- Opinion
- 30 Jul 19
Norwegian Good
Tricky to review this one without giving the game away. Nesbø puts Detective Harry Hole through the wringer from the moment he wakes up near the start of the book with blood on his hands. Separated from his beloved wife Rakel and tormented by the thoroughly nasty Svein Finne – the first killer Harry took down – Hole is in a bad place at the bottom of a bottle. He’s working cold cases as a punishment for past transgressions, but he really has to start investigating himself alongside Finne – a bloke who likes his knives - in order to uncover what’s going on. Harry is just as much in the dark as the reader.

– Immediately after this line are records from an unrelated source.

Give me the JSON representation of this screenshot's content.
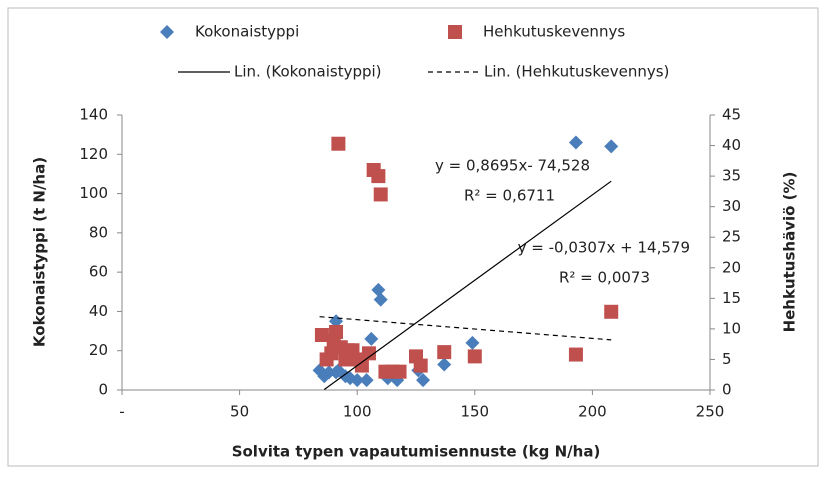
{
  "chart_data": {
    "type": "scatter",
    "x_label": "Solvita typen vapautumisennuste (kg N/ha)",
    "y_label": "Kokonaistyppi (t N/ha)",
    "y2_label": "Hehkutushäviö  (%)",
    "xlim": [
      0,
      250
    ],
    "xticks": [
      {
        "value": 0,
        "label": "-"
      },
      50,
      100,
      150,
      200,
      250
    ],
    "ylim": [
      0,
      140
    ],
    "yticks": [
      0,
      20,
      40,
      60,
      80,
      100,
      120,
      140
    ],
    "y2lim": [
      0,
      45
    ],
    "y2ticks": [
      0,
      5,
      10,
      15,
      20,
      25,
      30,
      35,
      40,
      45
    ],
    "grid": false,
    "series": [
      {
        "name": "Kokonaistyppi",
        "color": "#4a7ebb",
        "marker": "diamond",
        "x": [
          193,
          208,
          109,
          110,
          91,
          106,
          149,
          84,
          86,
          88,
          91,
          95,
          97,
          100,
          104,
          113,
          117,
          126,
          128,
          137,
          92
        ],
        "values": [
          126,
          124,
          51,
          46,
          35,
          26,
          24,
          10,
          7,
          9,
          9,
          7,
          6,
          5,
          5,
          6,
          5,
          10,
          5,
          13,
          10
        ]
      },
      {
        "name": "Hehkutuskevennys",
        "color": "#c0504d",
        "marker": "square",
        "axis": "y2",
        "x": [
          92,
          107,
          109,
          110,
          85,
          87,
          89,
          90,
          91,
          93,
          95,
          96,
          98,
          100,
          102,
          105,
          112,
          115,
          118,
          125,
          127,
          137,
          150,
          193,
          208
        ],
        "values": [
          40.3,
          36,
          35,
          32,
          9,
          5,
          6,
          8,
          9.5,
          7,
          5,
          6.5,
          6.5,
          5,
          4,
          6,
          3,
          3,
          3,
          5.5,
          4,
          6.2,
          5.5,
          5.8,
          12.8
        ]
      }
    ],
    "trendlines": [
      {
        "name": "Lin. (Kokonaistyppi)",
        "color": "#000000",
        "dash": false,
        "x": [
          86,
          208
        ],
        "values": [
          0.25,
          106.3
        ],
        "equation": "y = 0,8695x- 74,528",
        "r2": "R² = 0,6711"
      },
      {
        "name": "Lin. (Hehkutuskevennys)",
        "color": "#000000",
        "dash": true,
        "axis": "y2",
        "x": [
          84,
          208
        ],
        "values": [
          12.0,
          8.2
        ],
        "equation": "y = -0,0307x + 14,579",
        "r2": "R² = 0,0073"
      }
    ]
  }
}
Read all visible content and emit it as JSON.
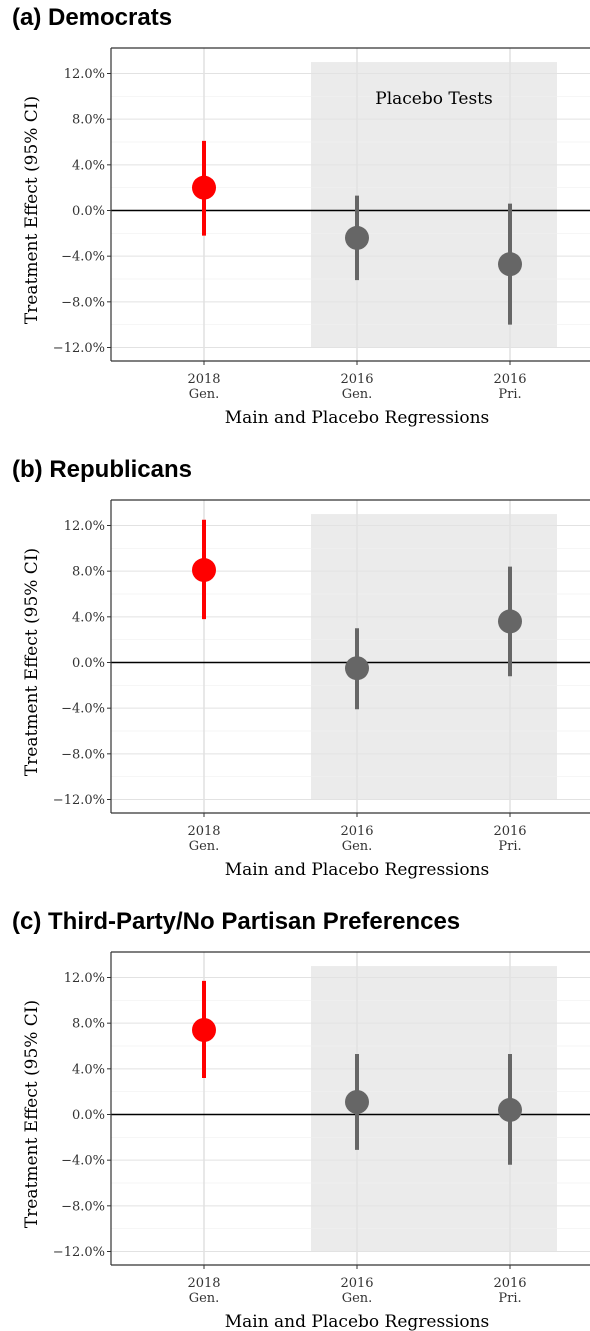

The plot boasts more twists and turns than a box of Slinkys. Every time you think you have it figured, a turn of the page proves you wrong. Hole is, of course, a walking cliché that stretches all the way back to Raymond Chandler (although Nesbø has said that he is a nod to Michael Connelly's Harry Bosch): the cop on the edge with a drink problem, bafflingly attractive to the opposite sex. Mind you, he does start a fight with a bar owner for playing a David Gray record, which is perfectly acceptable and understandable behaviour. Nesbø’s mastery – he’s pretty much created his own genre, other writer’s work are often described as “Nesbø-ey” by a crime obsessed pal of mine - keeps it all tensely engaging. I should point out that if, like me, you’re new to Harry Hole, this twelfth book in the series is still perfectly enjoyable - though there are references to his previous adventures - as a stand-alone read. It will fly off the shelves, and rightly so.